Vulture spoke with members of the cast of A&E Networks’ Roots revival (star Malachi Kirby, who plays Kunta Kinte, Regé-Jean Page, who plays Chicken George, his son, and Erica Tazel, who plays Chicken George’s wife, Matilda), as well as producers Mark Wolper and Will Packer. Writer Stacey Willis Hunt asks the cast members — who hadn’t been born when the original aired — what it meant to them when they finally did watch it (and what the story still means). Page said:
Contrary to what many people think, our history did not start with slavery. So this project for me is very much about about filling in a history that has been mistold, or in some cases, even erased. It’s about upgrading a lot of misinformation that we’ve been told for generations. And that’s a task that doesn’t ever really end.
In The Atlantic, Cass R. Sunstein states the obvious — essentially that Star Wars is all about daddy issues — before then delving into how George Lucas’ own relationship to his father in many ways paralleled that between Luke and Darth Vader:
His relationship with his own father, George Sr., was troubled—in some ways, even tortured. It contained disappointment and mandates and prohibitions. As one of Lucas’s interviewers has noted, George Sr. was known as a “domineering, ultra right-wing businessman,” and those who “know Lucas have always insisted that the tortured relationship between Darth and Luke springs, in many ways, from Lucas’s relationship with his own father.”
Indiewire actually posted their list of the 20 best sci-fi movies from the last 20 years two days ago, but in case you missed it, and in case you don’t have many plans for the weekend, feel free to use this to catch up on the last 20 years of the future.
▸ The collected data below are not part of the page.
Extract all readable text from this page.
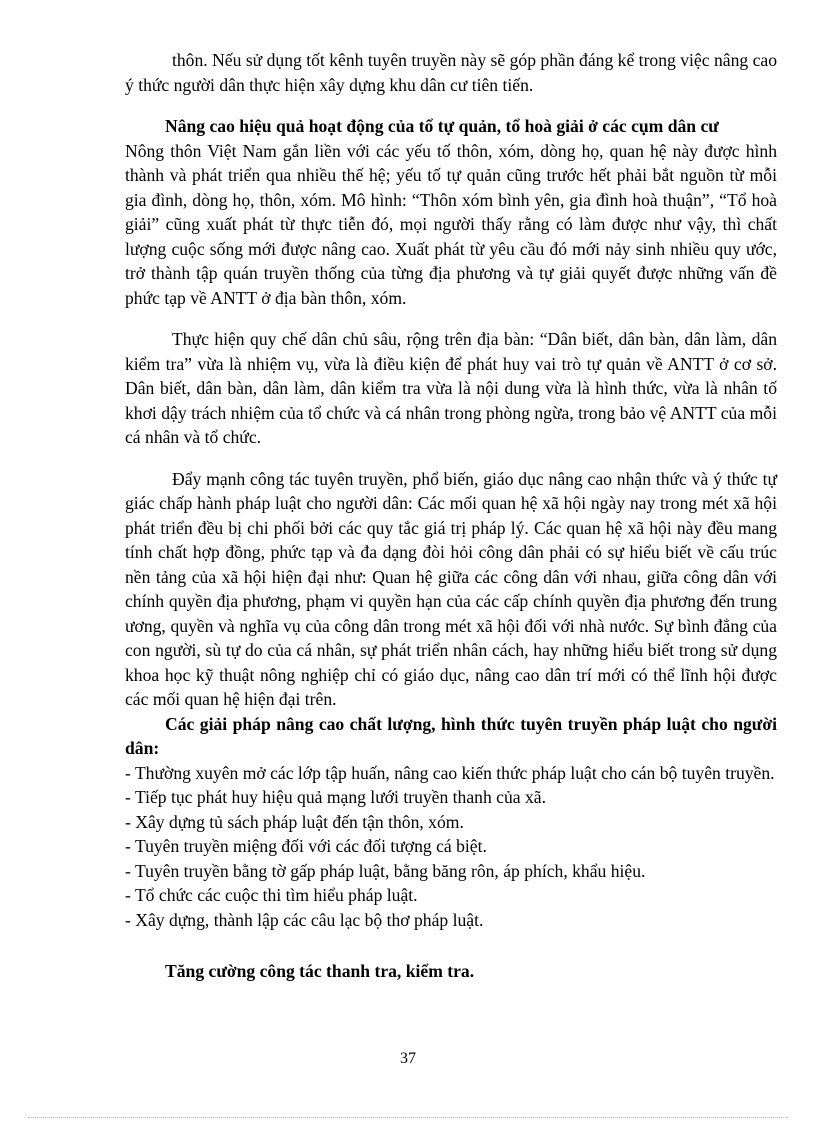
thôn. Nếu sử dụng tốt kênh tuyên truyền này sẽ góp phần đáng kể trong việc nâng cao ý thức người dân thực hiện xây dựng khu dân cư tiên tiến.

Nâng cao hiệu quả hoạt động của tổ tự quản, tổ hoà giải ở các cụm dân cư

Nông thôn Việt Nam gắn liền với các yếu tố thôn, xóm, dòng họ, quan hệ này được hình thành và phát triển qua nhiều thế hệ; yếu tố tự quản cũng trước hết phải bắt nguồn từ mỗi gia đình, dòng họ, thôn, xóm. Mô hình: “Thôn xóm bình yên, gia đình hoà thuận”, “Tổ hoà giải” cũng xuất phát từ thực tiễn đó, mọi người thấy rằng có làm được như vậy, thì chất lượng cuộc sống mới được nâng cao. Xuất phát từ yêu cầu đó mới nảy sinh nhiều quy ước, trở thành tập quán truyền thống của từng địa phương và tự giải quyết được những vấn đề phức tạp về ANTT ở địa bàn thôn, xóm.

Thực hiện quy chế dân chủ sâu, rộng trên địa bàn: “Dân biết, dân bàn, dân làm, dân kiểm tra” vừa là nhiệm vụ, vừa là điều kiện để phát huy vai trò tự quản về ANTT ở cơ sở. Dân biết, dân bàn, dân làm, dân kiểm tra vừa là nội dung vừa là hình thức, vừa là nhân tố khơi dậy trách nhiệm của tổ chức và cá nhân trong phòng ngừa, trong bảo vệ ANTT của mỗi cá nhân và tổ chức.

Đẩy mạnh công tác tuyên truyền, phổ biến, giáo dục nâng cao nhận thức và ý thức tự giác chấp hành pháp luật cho người dân: Các mối quan hệ xã hội ngày nay trong mét xã hội phát triển đều bị chi phối bởi các quy tắc giá trị pháp lý. Các quan hệ xã hội này đều mang tính chất hợp đồng, phức tạp và đa dạng đòi hỏi công dân phải có sự hiểu biết về cấu trúc nền tảng của xã hội hiện đại như: Quan hệ giữa các công dân với nhau, giữa công dân với chính quyền địa phương, phạm vi quyền hạn của các cấp chính quyền địa phương đến trung ương, quyền và nghĩa vụ của công dân trong mét xã hội đối với nhà nước. Sự bình đẳng của con người, sù tự do của cá nhân, sự phát triển nhân cách, hay những hiểu biết trong sử dụng khoa học kỹ thuật nông nghiệp chỉ có giáo dục, nâng cao dân trí mới có thể lĩnh hội được các mối quan hệ hiện đại trên.

Các giải pháp nâng cao chất lượng, hình thức tuyên truyền pháp luật cho người dân:

- Thường xuyên mở các lớp tập huấn, nâng cao kiến thức pháp luật cho cán bộ tuyên truyền.

- Tiếp tục phát huy hiệu quả mạng lưới truyền thanh của xã.

- Xây dựng tủ sách pháp luật đến tận thôn, xóm.

- Tuyên truyền miệng đối với các đối tượng cá biệt.

- Tuyên truyền bằng tờ gấp pháp luật, bằng băng rôn, áp phích, khẩu hiệu.

- Tổ chức các cuộc thi tìm hiểu pháp luật.

- Xây dựng, thành lập các câu lạc bộ thơ pháp luật.

Tăng cường công tác thanh tra, kiểm tra.

37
Of Galaxy Quest, one of the few lighthearted films on their list, Steve Greene writes:
If you scan through the other 19 picks on this list, you’ll see that laughs can often be in short supply. It’s a good thing this pitch-perfect execution of the “What if aliens thought ‘Star Trek’ was a real record of Earth history?” premise has enough for all the rest of them. But not only is “Galaxy Quest” rare as a sci-fi film built on comedy, it’s the rare parody that doesn’t look down on any of its characters.
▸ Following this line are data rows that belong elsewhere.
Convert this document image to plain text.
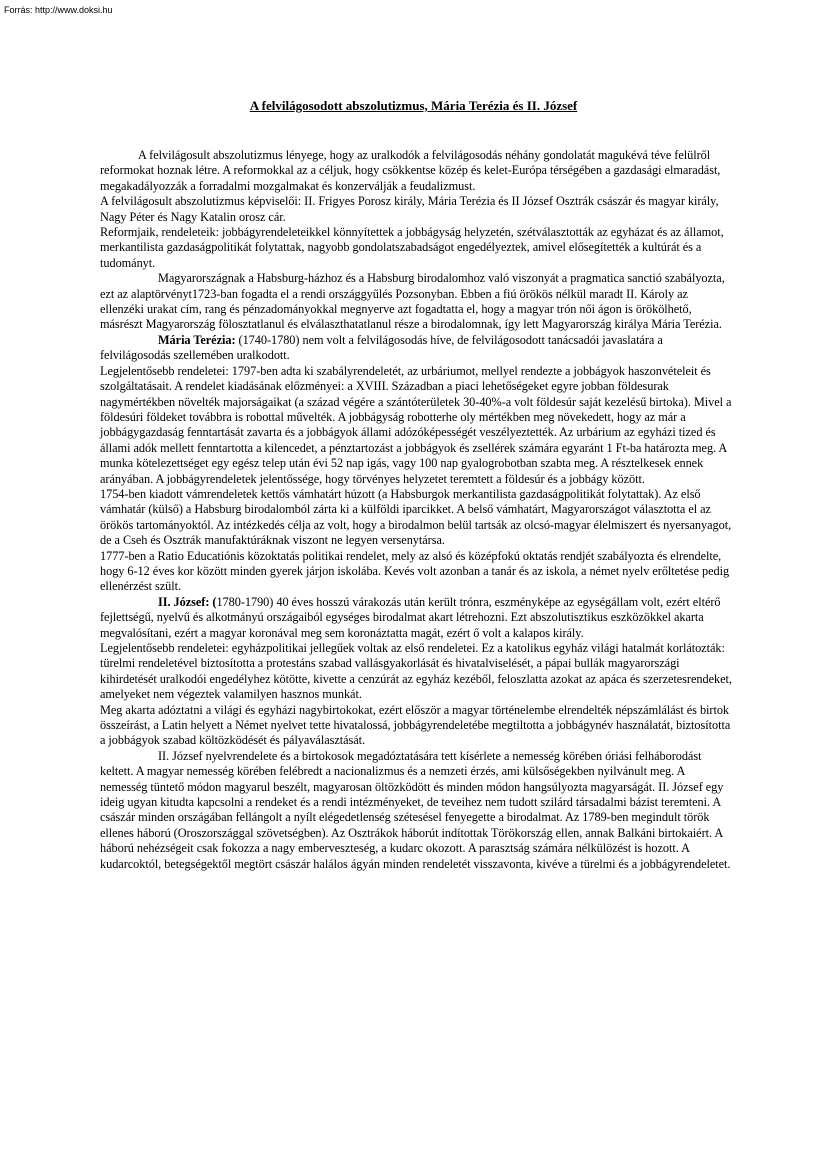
Forrás: http://www.doksi.hu
A felvilágosodott abszolutizmus, Mária Terézia és II. József

A felvilágosult abszolutizmus lényege, hogy az uralkodók a felvilágosodás néhány gondolatát magukévá téve felülről reformokat hoznak létre. A reformokkal az a céljuk, hogy csökkentse közép és kelet-Európa térségében a gazdasági elmaradást, megakadályozzák a forradalmi mozgalmakat és konzerválják a feudalizmust.

A felvilágosult abszolutizmus képviselői: II. Frigyes Porosz király, Mária Terézia és II József Osztrák császár és magyar király, Nagy Péter és Nagy Katalin orosz cár.

Reformjaik, rendeleteik: jobbágyrendeleteikkel könnyítettek a jobbágyság helyzetén, szétválasztották az egyházat és az államot, merkantilista gazdaságpolitikát folytattak, nagyobb gondolatszabadságot engedélyeztek, amivel elősegítették a kultúrát és a tudományt.

Magyarországnak a Habsburg-házhoz és a Habsburg birodalomhoz való viszonyát a pragmatica sanctió szabályozta, ezt az alaptörvényt1723-ban fogadta el a rendi országgyűlés Pozsonyban. Ebben a fiú örökös nélkül maradt II. Károly az ellenzéki urakat cím, rang és pénzadományokkal megnyerve azt fogadtatta el, hogy a magyar trón női ágon is örökölhető, másrészt Magyarország fölosztatlanul és elválaszthatatlanul része a birodalomnak, így lett Magyarország királya Mária Terézia.

Mária Terézia: (1740-1780) nem volt a felvilágosodás híve, de felvilágosodott tanácsadói javaslatára a felvilágosodás szellemében uralkodott.

Legjelentősebb rendeletei: 1797-ben adta ki szabályrendeletét, az urbáriumot, mellyel rendezte a jobbágyok haszonvételeit és szolgáltatásait. A rendelet kiadásának előzményei: a XVIII. Században a piaci lehetőségeket egyre jobban földesurak nagymértékben növelték majorságaikat (a század végére a szántóterületek 30-40%-a volt földesúr saját kezelésű birtoka). Mivel a földesúri földeket továbbra is robottal művelték. A jobbágyság robotterhe oly mértékben meg növekedett, hogy az már a jobbágygazdaság fenntartását zavarta és a jobbágyok állami adózóképességét veszélyeztették. Az urbárium az egyházi tized és állami adók mellett fenntartotta a kilencedet, a pénztartozást a jobbágyok és zsellérek számára egyaránt 1 Ft-ba határozta meg. A munka kötelezettséget egy egész telep után évi 52 nap igás, vagy 100 nap gyalogrobotban szabta meg. A résztelkesek ennek arányában. A jobbágyrendeletek jelentőssége, hogy törvényes helyzetet teremtett a földesúr és a jobbágy között.

1754-ben kiadott vámrendeletek kettős vámhatárt húzott (a Habsburgok merkantilista gazdaságpolitikát folytattak). Az első vámhatár (külső) a Habsburg birodalomból zárta ki a külföldi iparcikket. A belső vámhatárt, Magyarországot választotta el az örökös tartományoktól. Az intézkedés célja az volt, hogy a birodalmon belül tartsák az olcsó-magyar élelmiszert és nyersanyagot, de a Cseh és Osztrák manufaktúráknak viszont ne legyen versenytársa.

1777-ben a Ratio Educatiónis közoktatás politikai rendelet, mely az alsó és középfokú oktatás rendjét szabályozta és elrendelte, hogy 6-12 éves kor között minden gyerek járjon iskolába. Kevés volt azonban a tanár és az iskola, a német nyelv erőltetése pedig ellenérzést szült.

II. József: (1780-1790) 40 éves hosszú várakozás után került trónra, eszményképe az egységállam volt, ezért eltérő fejlettségű, nyelvű és alkotmányú országaiból egységes birodalmat akart létrehozni. Ezt abszolutisztikus eszközökkel akarta megvalósítani, ezért a magyar koronával meg sem koronáztatta magát, ezért ő volt a kalapos király.

Legjelentősebb rendeletei: egyházpolitikai jellegűek voltak az első rendeletei. Ez a katolikus egyház világi hatalmát korlátozták: türelmi rendeletével biztosította a protestáns szabad vallásgyakorlását és hivatalviselését, a pápai bullák magyarországi kihirdetését uralkodói engedélyhez kötötte, kivette a cenzúrát az egyház kezéből, feloszlatta azokat az apáca és szerzetesrendeket, amelyeket nem végeztek valamilyen hasznos munkát.

Meg akarta adóztatni a világi és egyházi nagybirtokokat, ezért először a magyar történelembe elrendelték népszámlálást és birtok összeírást, a Latin helyett a Német nyelvet tette hivatalossá, jobbágyrendeletébe megtiltotta a jobbágynév használatát, biztosította a jobbágyok szabad költözködését és pályaválasztását.

II. József nyelvrendelete és a birtokosok megadóztatására tett kísérlete a nemesség körében óriási felháborodást keltett. A magyar nemesség körében felébredt a nacionalizmus és a nemzeti érzés, ami külsőségekben nyilvánult meg. A nemesség tüntető módon magyarul beszélt, magyarosan öltözködött és minden módon hangsúlyozta magyarságát. II. József egy ideig ugyan kitudta kapcsolni a rendeket és a rendi intézményeket, de teveihez nem tudott szilárd társadalmi bázist teremteni. A császár minden országában fellángolt a nyílt elégedetlenség szétesésel fenyegette a birodalmat. Az 1789-ben megindult török ellenes háború (Oroszországgal szövetségben). Az Osztrákok háborút indítottak Törökország ellen, annak Balkáni birtokaiért. A háború nehézségeit csak fokozza a nagy emberveszteség, a kudarc okozott. A parasztság számára nélkülözést is hozott. A kudarcoktól, betegségektől megtört császár halálos ágyán minden rendeletét visszavonta, kivéve a türelmi és a jobbágyrendeletet.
At this point, you’ve likely heard the news that, through a personal vendetta, Paypal co-founding entrepreneur Peter Thiel (who was outed by Gawker Media in 2007) was actually financially backing the Hulk Hogan lawsuit and allegedly funneled up to $10 million into litigation against Gawker. Founder Nick Denton wrote an open letter to Thiel, posted on Gawker, contesting Thiel’s claims that his little project is “philanthropic,” and giving a rundown of the unsavory characters his cause is helping:
Your revenge has been served well, cold and (until now) anonymously. You admit you have been planning the punishment of Gawker and its writers for years, and that you have so far spent $10 million to fund litigation against the company. Charles Harder, the Hollywood plaintiff’s lawyer who has marshaled your legal campaign, is representing not just the wrestler Hulk Hogan on your behalf, but two other subjects of stories in suits against Gawker and its editorial staff… You told the New York Times that you are motivated by friends who had their lives ruined by Gawker coverage, and that your funding is a “philanthropic” project to help other “victims” of negative stories. Let us run through a few examples so that people can actually read the articles you find so illegitimate, and make their own judgment about their newsworthiness.
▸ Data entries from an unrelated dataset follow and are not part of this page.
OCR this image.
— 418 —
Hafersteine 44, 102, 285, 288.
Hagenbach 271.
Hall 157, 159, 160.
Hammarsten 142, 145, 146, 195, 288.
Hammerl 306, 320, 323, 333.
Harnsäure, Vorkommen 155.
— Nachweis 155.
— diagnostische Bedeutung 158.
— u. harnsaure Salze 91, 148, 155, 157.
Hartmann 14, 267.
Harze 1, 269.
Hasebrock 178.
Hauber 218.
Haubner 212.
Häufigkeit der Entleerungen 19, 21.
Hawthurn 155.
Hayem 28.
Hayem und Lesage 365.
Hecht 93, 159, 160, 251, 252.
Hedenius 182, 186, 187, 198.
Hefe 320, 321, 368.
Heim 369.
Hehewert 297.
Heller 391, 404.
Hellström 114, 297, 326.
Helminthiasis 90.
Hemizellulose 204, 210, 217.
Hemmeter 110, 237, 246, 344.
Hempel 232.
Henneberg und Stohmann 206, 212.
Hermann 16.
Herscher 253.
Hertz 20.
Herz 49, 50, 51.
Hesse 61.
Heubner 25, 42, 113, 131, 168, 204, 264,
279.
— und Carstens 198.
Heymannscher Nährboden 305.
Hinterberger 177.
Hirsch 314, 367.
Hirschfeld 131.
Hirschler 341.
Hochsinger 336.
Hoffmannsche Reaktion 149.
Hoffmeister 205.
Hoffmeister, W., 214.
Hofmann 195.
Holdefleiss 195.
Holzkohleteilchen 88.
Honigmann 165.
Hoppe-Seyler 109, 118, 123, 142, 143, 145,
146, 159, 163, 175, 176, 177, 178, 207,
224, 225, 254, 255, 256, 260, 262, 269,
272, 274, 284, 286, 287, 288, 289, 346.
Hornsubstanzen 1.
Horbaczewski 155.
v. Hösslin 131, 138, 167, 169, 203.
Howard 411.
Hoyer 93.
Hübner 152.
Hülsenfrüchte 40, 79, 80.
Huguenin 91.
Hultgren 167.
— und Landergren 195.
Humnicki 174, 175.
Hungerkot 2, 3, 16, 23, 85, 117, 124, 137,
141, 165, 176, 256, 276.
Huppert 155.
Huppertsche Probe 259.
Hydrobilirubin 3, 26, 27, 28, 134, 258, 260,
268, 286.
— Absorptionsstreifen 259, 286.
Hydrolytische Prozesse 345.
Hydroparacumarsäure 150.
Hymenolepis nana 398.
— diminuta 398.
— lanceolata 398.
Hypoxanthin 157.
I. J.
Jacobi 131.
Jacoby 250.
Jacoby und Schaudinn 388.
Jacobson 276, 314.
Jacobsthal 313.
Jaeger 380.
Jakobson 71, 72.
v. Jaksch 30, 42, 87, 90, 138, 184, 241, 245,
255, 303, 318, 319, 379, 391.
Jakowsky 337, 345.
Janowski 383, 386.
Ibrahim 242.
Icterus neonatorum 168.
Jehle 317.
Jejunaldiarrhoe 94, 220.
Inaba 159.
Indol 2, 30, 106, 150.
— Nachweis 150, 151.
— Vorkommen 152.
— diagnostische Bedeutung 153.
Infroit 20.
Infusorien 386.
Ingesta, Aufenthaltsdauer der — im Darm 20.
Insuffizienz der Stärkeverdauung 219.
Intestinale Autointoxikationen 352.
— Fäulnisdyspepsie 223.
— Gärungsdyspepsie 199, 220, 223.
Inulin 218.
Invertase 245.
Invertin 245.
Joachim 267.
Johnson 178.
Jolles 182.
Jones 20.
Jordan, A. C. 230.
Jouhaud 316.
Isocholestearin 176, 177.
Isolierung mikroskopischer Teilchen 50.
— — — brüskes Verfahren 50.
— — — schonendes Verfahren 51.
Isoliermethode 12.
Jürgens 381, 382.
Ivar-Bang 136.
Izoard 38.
Meanwhile, The New Republic published a piece about how this particular case has also brought up how third parties will fund litigation for profit (rather than, in Thiel’s case, purported revenge), and delves into the history of litigation finance:
When Silicon Valley billionaire Peter Thiel was unmasked this week as the funding source behind a series of lawsuits that could wipe out Gawker Media, it raised reasonable questions about the use of big money to chill freedom of the press. But it also shed light on an entire industry that has slipped mostly under the radar, in which third parties bankroll lawsuits that they think will reap a lucrative payout… It’s called litigation finance, and while Thiel confesses he was motivated in the Gawker lawsuit by revenge for the news outlet outing him as gay—and isn’t asking for any money from the cases—most of those who practice it are investment firms seeking a profit-making opportunity. It takes the casino-style gambling on equities and derivatives into the courtroom, with investors placing a bet on justice.